How to Choose Between Public, Private or Hybrid Clouds
Organizations continue to move some or all of their software applications to the cloud at a rapid pace. Cloud computing has become an integral resource in the mix of enterprise IT assets.
There are a number of reasons why many organizations continue to migrate to the cloud.
Improve Customer Service
The cloud provides easy access and a reliable environment for customer service and self-service applications.
Reduce Capital Investment
Software as a service (SaaS) applications hosted on the cloud reduce or avoid investment in the software and hardware that would be needed to host these applications internally.
Lower Operating Costs
SaaS applications hosted on the cloud reduce IT operating costs to manage and operate software applications internally.
Faster Software Implementation
Implementation of SaaS software applications is easier and faster.
Improve User Collaboration
Increase collaboration with software that connects users and facilitates collaboration.
The reasons for moving to the cloud are compelling. The question is how to choose between a public, private or hybrid cloud. The right choice depends on an organization’s requirements and IT strategy.
A public cloud is operated by a third-party which owns the hardware, software, and infrastructure. The cloud-service provider furnishes computing and storage services over the internet. Public cloud users or tenants share the hardware, storage, and network. Tenants access services and manage their accounts with a web browser.

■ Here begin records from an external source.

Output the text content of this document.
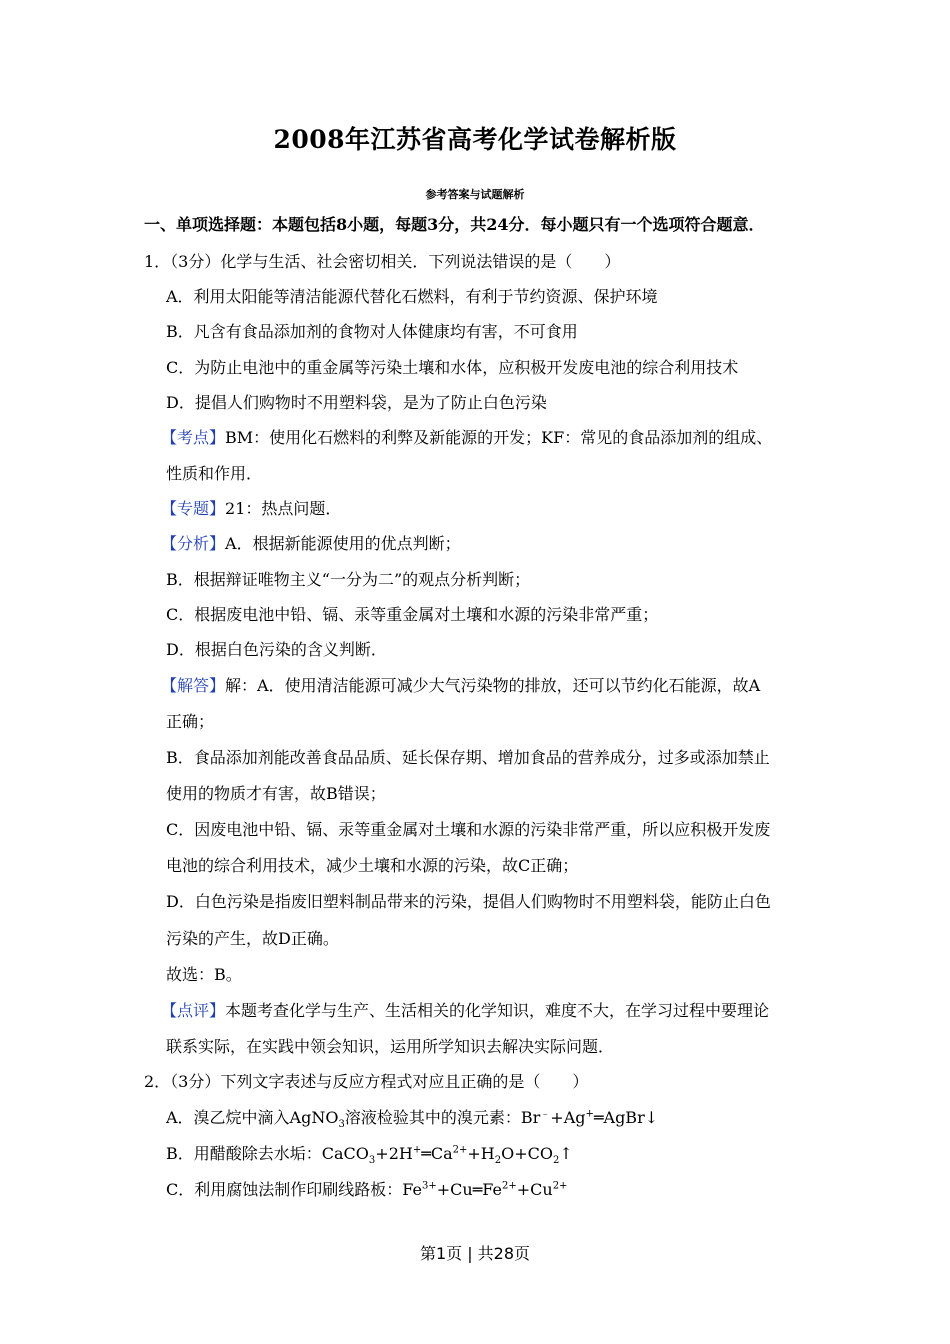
2008年江苏省高考化学试卷解析版
参考答案与试题解析
一、单项选择题：本题包括8小题，每题3分，共24分．每小题只有一个选项符合题意．
1．（3分）化学与生活、社会密切相关．下列说法错误的是（　　）
A．利用太阳能等清洁能源代替化石燃料，有利于节约资源、保护环境
B．凡含有食品添加剂的食物对人体健康均有害，不可食用
C．为防止电池中的重金属等污染土壤和水体，应积极开发废电池的综合利用技术
D．提倡人们购物时不用塑料袋，是为了防止白色污染
【考点】BM：使用化石燃料的利弊及新能源的开发；KF：常见的食品添加剂的组成、
性质和作用．
【专题】21：热点问题．
【分析】A．根据新能源使用的优点判断；
B．根据辩证唯物主义“一分为二”的观点分析判断；
C．根据废电池中铅、镉、汞等重金属对土壤和水源的污染非常严重；
D．根据白色污染的含义判断．
【解答】解：A．使用清洁能源可减少大气污染物的排放，还可以节约化石能源，故A
正确；
B．食品添加剂能改善食品品质、延长保存期、增加食品的营养成分，过多或添加禁止
使用的物质才有害，故B错误；
C．因废电池中铅、镉、汞等重金属对土壤和水源的污染非常严重，所以应积极开发废
电池的综合利用技术，减少土壤和水源的污染，故C正确；
D．白色污染是指废旧塑料制品带来的污染，提倡人们购物时不用塑料袋，能防止白色
污染的产生，故D正确。
故选：B。
【点评】本题考查化学与生产、生活相关的化学知识，难度不大，在学习过程中要理论
联系实际，在实践中领会知识，运用所学知识去解决实际问题．
2．（3分）下列文字表述与反应方程式对应且正确的是（　　）
A．溴乙烷中滴入AgNO$_3$溶液检验其中的溴元素：Br﹣+Ag+═AgBr↓
B．用醋酸除去水垢：$CaCO_3+2H^+═Ca^{2+}+H_2O+CO_2↑$
C．利用腐蚀法制作印刷线路板：$Fe^{3+}+Cu═Fe^{2+}+Cu^{2+}$
第1页 | 共28页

Public clouds are often used for storage, office applications, and email.
The benefits of a public cloud include:
- Virtually unlimited resources – Scalable resources available depending on need.
- Highly reliable – Network of servers prevents failures.
- Lower cost – Only pay for services used. Hardware or software purchase is not required.
- Maintenance – Cloud-service provider furnishes maintenance.
A private cloud is a resource used exclusively by one organization. It can be located onsite at the organization, or be hosted by a third-party provider. A private cloud is operated and maintained on a private network, and the hardware and software are only used by one organization. With a private cloud, an organization can custom tailor the cloud resource to meet its computing and storage needs.
Private clouds are often used by organizations that require more control of their IT environment, such as financial institutions, research organizations and government agencies.
The benefits of a private cloud include:
- Greater flexibility – Organizations can custom tailor the cloud environment to meet business requirements.
- Increased control – Private cloud resources are not shared with other users, so controls and security levels can be set by the user.
- More scalable – Private clouds can be more scalable than on-site IT operations.
A hybrid cloud is an environment in which an organization runs some applications in the cloud, and others on-premises, for example:
- More sensitive applications are run on-premises for greater control and security, and less sensitive operations are run in the cloud.
- IT operations are scaled to shift less sensitive applications to the cloud to balance workload when needed.
It allows organizations to scale IT operations, and avoid large IT investments that would be needed to handle temporary surges in computing and storage demands.
The benefits of a hybrid cloud include:
- Highly flexible – Public cloud available to be used when needed.
- Increased control – Maintain on-site IT operations for sensitive data.
- Controllable cost – Pay for extra computing and storage resources only when required
- Easy Transition – Phase migration of applications to the public cloud.
There are many reasons to include a cloud-based resource in the mix of IT operating assets – flexibility, avoidance of investments in hardware and software, scalability, and lower costs to name a few. The choice of a public, private or hybrid cloud depends on an organization’s business needs and IT strategy.
A well-chosen cloud-based resource, whether it is public, private, or hybrid, can help facilitate an organization’s digital transformation, and provide the IT assets needed to support strategic plans.